Despite the growing interest in causal and statistical inference for settings with data dependence, few methods currently exist to account for missing data in dependent data settings; most classical missing data methods in statistics and causal inference treat data units as independent and identically distributed (i.i.d.). We develop a graphical modeling based framework for causal inference in the presence of entangled missingness, defined as missingness with data dependence. We distinguish three different types of entanglements that can occur, supported by real-world examples.

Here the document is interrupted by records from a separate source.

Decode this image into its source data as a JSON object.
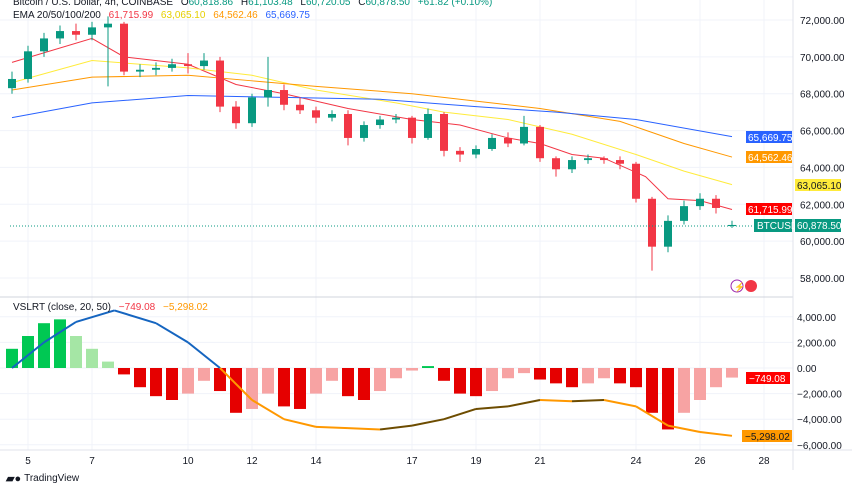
{
  "header": {
    "symbol_line": "Bitcoin / U.S. Dollar, 4h, COINBASE",
    "open_label": "O",
    "open": "60,818.86",
    "high_label": "H",
    "high": "61,103.48",
    "low_label": "L",
    "low": "60,720.05",
    "close_label": "C",
    "close": "60,878.50",
    "change": "+61.82 (+0.10%)",
    "ema_label": "EMA 20/50/100/200",
    "ema20": "61,715.99",
    "ema50": "63,065.10",
    "ema100": "64,562.46",
    "ema200": "65,669.75"
  },
  "indicator": {
    "label": "VSLRT (close, 20, 50)",
    "value1": "−749.08",
    "value2": "−5,298.02"
  },
  "price_axis": [
    "72,000.00",
    "70,000.00",
    "68,000.00",
    "66,000.00",
    "64,000.00",
    "62,000.00",
    "60,000.00",
    "58,000.00"
  ],
  "indicator_axis": [
    "4,000.00",
    "2,000.00",
    "0.00",
    "−2,000.00",
    "−4,000.00",
    "−6,000.00"
  ],
  "time_axis": [
    "5",
    "7",
    "10",
    "12",
    "14",
    "17",
    "19",
    "21",
    "24",
    "26",
    "28"
  ],
  "price_tags": {
    "ema200": "65,669.75",
    "ema100": "64,562.46",
    "ema50": "63,065.10",
    "ema20": "61,715.99",
    "symbol": "BTCUSD",
    "last": "60,878.50",
    "vslrt1": "−749.08",
    "vslrt2": "−5,298.02"
  },
  "colors": {
    "up": "#089981",
    "down": "#f23645",
    "ema20": "#f23645",
    "ema50": "#ffeb3b",
    "ema100": "#ff9800",
    "ema200": "#2962ff",
    "last": "#089981"
  },
  "branding": "TradingView",
  "chart_data": [
    {
      "type": "candlestick",
      "title": "Bitcoin / U.S. Dollar, 4h, COINBASE",
      "x_unit": "day of month",
      "ylim": [
        57000,
        73000
      ],
      "grid": true,
      "candles_day": [
        4.5,
        5,
        5.5,
        6,
        6.5,
        7,
        7.5,
        8,
        8.5,
        9,
        9.5,
        10,
        10.5,
        11,
        11.5,
        12,
        12.5,
        13,
        13.5,
        14,
        14.5,
        15,
        15.5,
        16,
        16.5,
        17,
        17.5,
        18,
        18.5,
        19,
        19.5,
        20,
        20.5,
        21,
        21.5,
        22,
        22.5,
        23,
        23.5,
        24,
        24.5,
        25,
        25.5,
        26,
        26.5,
        27
      ],
      "ohlc": [
        [
          68300,
          69200,
          68000,
          68800
        ],
        [
          68800,
          70600,
          68600,
          70300
        ],
        [
          70300,
          71300,
          70000,
          71000
        ],
        [
          71000,
          71700,
          70700,
          71400
        ],
        [
          71400,
          71800,
          70900,
          71200
        ],
        [
          71200,
          71900,
          70900,
          71600
        ],
        [
          71600,
          72200,
          68400,
          71800
        ],
        [
          71800,
          71900,
          69000,
          69200
        ],
        [
          69200,
          69600,
          68900,
          69300
        ],
        [
          69300,
          69700,
          69000,
          69400
        ],
        [
          69400,
          69900,
          69200,
          69600
        ],
        [
          69600,
          70200,
          69100,
          69500
        ],
        [
          69500,
          70200,
          69300,
          69800
        ],
        [
          69800,
          70000,
          67000,
          67300
        ],
        [
          67300,
          67600,
          66100,
          66400
        ],
        [
          66400,
          68000,
          66200,
          67800
        ],
        [
          67800,
          70000,
          67300,
          68200
        ],
        [
          68200,
          68500,
          67100,
          67400
        ],
        [
          67400,
          67800,
          66900,
          67100
        ],
        [
          67100,
          67300,
          66400,
          66700
        ],
        [
          66700,
          67100,
          66500,
          66900
        ],
        [
          66900,
          67100,
          65200,
          65600
        ],
        [
          65600,
          66500,
          65400,
          66300
        ],
        [
          66300,
          66800,
          66100,
          66600
        ],
        [
          66600,
          66900,
          66400,
          66700
        ],
        [
          66700,
          66800,
          65300,
          65600
        ],
        [
          65600,
          67200,
          65500,
          66900
        ],
        [
          66900,
          67000,
          64600,
          64900
        ],
        [
          64900,
          65100,
          64300,
          64700
        ],
        [
          64700,
          65200,
          64500,
          65000
        ],
        [
          65000,
          65800,
          64900,
          65600
        ],
        [
          65600,
          65900,
          65100,
          65300
        ],
        [
          65300,
          66800,
          65200,
          66200
        ],
        [
          66200,
          66300,
          64300,
          64500
        ],
        [
          64500,
          64600,
          63500,
          63900
        ],
        [
          63900,
          64600,
          63700,
          64400
        ],
        [
          64400,
          64700,
          64200,
          64500
        ],
        [
          64500,
          64600,
          64200,
          64400
        ],
        [
          64400,
          64600,
          63900,
          64200
        ],
        [
          64200,
          64300,
          62100,
          62300
        ],
        [
          62300,
          62400,
          58400,
          59700
        ],
        [
          59700,
          61400,
          59400,
          61100
        ],
        [
          61100,
          62200,
          60900,
          61900
        ],
        [
          61900,
          62600,
          61700,
          62300
        ],
        [
          62300,
          62500,
          61500,
          61800
        ],
        [
          60818.86,
          61103.48,
          60720.05,
          60878.5
        ]
      ],
      "series": [
        {
          "name": "EMA 20",
          "points": [
            [
              4.5,
              69700
            ],
            [
              7,
              71000
            ],
            [
              8,
              70000
            ],
            [
              10,
              69600
            ],
            [
              11.5,
              68500
            ],
            [
              13,
              68000
            ],
            [
              15,
              67200
            ],
            [
              17,
              66600
            ],
            [
              18.5,
              66300
            ],
            [
              20,
              65600
            ],
            [
              21,
              65300
            ],
            [
              22,
              64700
            ],
            [
              23,
              64500
            ],
            [
              24.3,
              63500
            ],
            [
              25,
              62300
            ],
            [
              26,
              62200
            ],
            [
              27,
              61715.99
            ]
          ]
        },
        {
          "name": "EMA 50",
          "points": [
            [
              4.5,
              68600
            ],
            [
              7,
              69800
            ],
            [
              10,
              69400
            ],
            [
              12,
              69000
            ],
            [
              14,
              68200
            ],
            [
              16.5,
              67500
            ],
            [
              18,
              67000
            ],
            [
              20,
              66600
            ],
            [
              22,
              65800
            ],
            [
              24,
              64700
            ],
            [
              25.5,
              63800
            ],
            [
              27,
              63065.1
            ]
          ]
        },
        {
          "name": "EMA 100",
          "points": [
            [
              4.5,
              68200
            ],
            [
              7,
              68900
            ],
            [
              10,
              69000
            ],
            [
              12,
              68700
            ],
            [
              14,
              68400
            ],
            [
              17,
              68000
            ],
            [
              19,
              67600
            ],
            [
              21,
              67200
            ],
            [
              23.5,
              66500
            ],
            [
              25.5,
              65300
            ],
            [
              27,
              64562.46
            ]
          ]
        },
        {
          "name": "EMA 200",
          "points": [
            [
              4.5,
              66700
            ],
            [
              7,
              67500
            ],
            [
              10,
              67900
            ],
            [
              13,
              67800
            ],
            [
              16,
              67700
            ],
            [
              19,
              67300
            ],
            [
              21.5,
              67000
            ],
            [
              24,
              66600
            ],
            [
              27,
              65669.75
            ]
          ]
        }
      ]
    },
    {
      "type": "bar+line",
      "title": "VSLRT (close, 20, 50)",
      "ylim": [
        -6000,
        5000
      ],
      "histogram_day": [
        4.5,
        5,
        5.5,
        6,
        6.5,
        7,
        7.5,
        8,
        8.5,
        9,
        9.5,
        10,
        10.5,
        11,
        11.5,
        12,
        12.5,
        13,
        13.5,
        14,
        14.5,
        15,
        15.5,
        16,
        16.5,
        17,
        17.5,
        18,
        18.5,
        19,
        19.5,
        20,
        20.5,
        21,
        21.5,
        22,
        22.5,
        23,
        23.5,
        24,
        24.5,
        25,
        25.5,
        26,
        26.5,
        27
      ],
      "histogram": [
        1500,
        2500,
        3500,
        3800,
        2500,
        1500,
        500,
        -500,
        -1500,
        -2200,
        -2500,
        -2000,
        -1000,
        -1800,
        -3500,
        -3200,
        -2000,
        -3000,
        -3200,
        -2000,
        -1000,
        -2200,
        -2500,
        -1800,
        -800,
        -200,
        150,
        -1000,
        -2000,
        -2200,
        -1800,
        -800,
        -400,
        -900,
        -1200,
        -1500,
        -1200,
        -800,
        -1200,
        -1500,
        -3500,
        -4800,
        -3500,
        -2500,
        -1500,
        -749.08
      ],
      "line": [
        [
          4.5,
          0
        ],
        [
          5.5,
          2000
        ],
        [
          6.5,
          3600
        ],
        [
          7.7,
          4500
        ],
        [
          9,
          3500
        ],
        [
          10,
          2000
        ],
        [
          11,
          0
        ],
        [
          12,
          -2500
        ],
        [
          13,
          -4000
        ],
        [
          14,
          -4600
        ],
        [
          15,
          -4700
        ],
        [
          16,
          -4800
        ],
        [
          17,
          -4500
        ],
        [
          18,
          -4000
        ],
        [
          19,
          -3200
        ],
        [
          20,
          -3000
        ],
        [
          21,
          -2500
        ],
        [
          22,
          -2600
        ],
        [
          23,
          -2500
        ],
        [
          24,
          -3000
        ],
        [
          25,
          -4500
        ],
        [
          26,
          -5000
        ],
        [
          27,
          -5298.02
        ]
      ]
    }
  ]
}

We give sound and complete identification results for all three settings. We show that existing missing data models may be extended to cover entanglements arising from (1) target law dependence and (2) missingness process dependence, while those arising from (3) missingness interference require a novel approach. We demonstrate the use of our entangled missingness framework on synthetic data. Finally, we discuss how, subject to a certain reinterpretation of the variables in the model, our model for missingness interference extends missing data methods to novel missing data patterns in i.i.d. settings.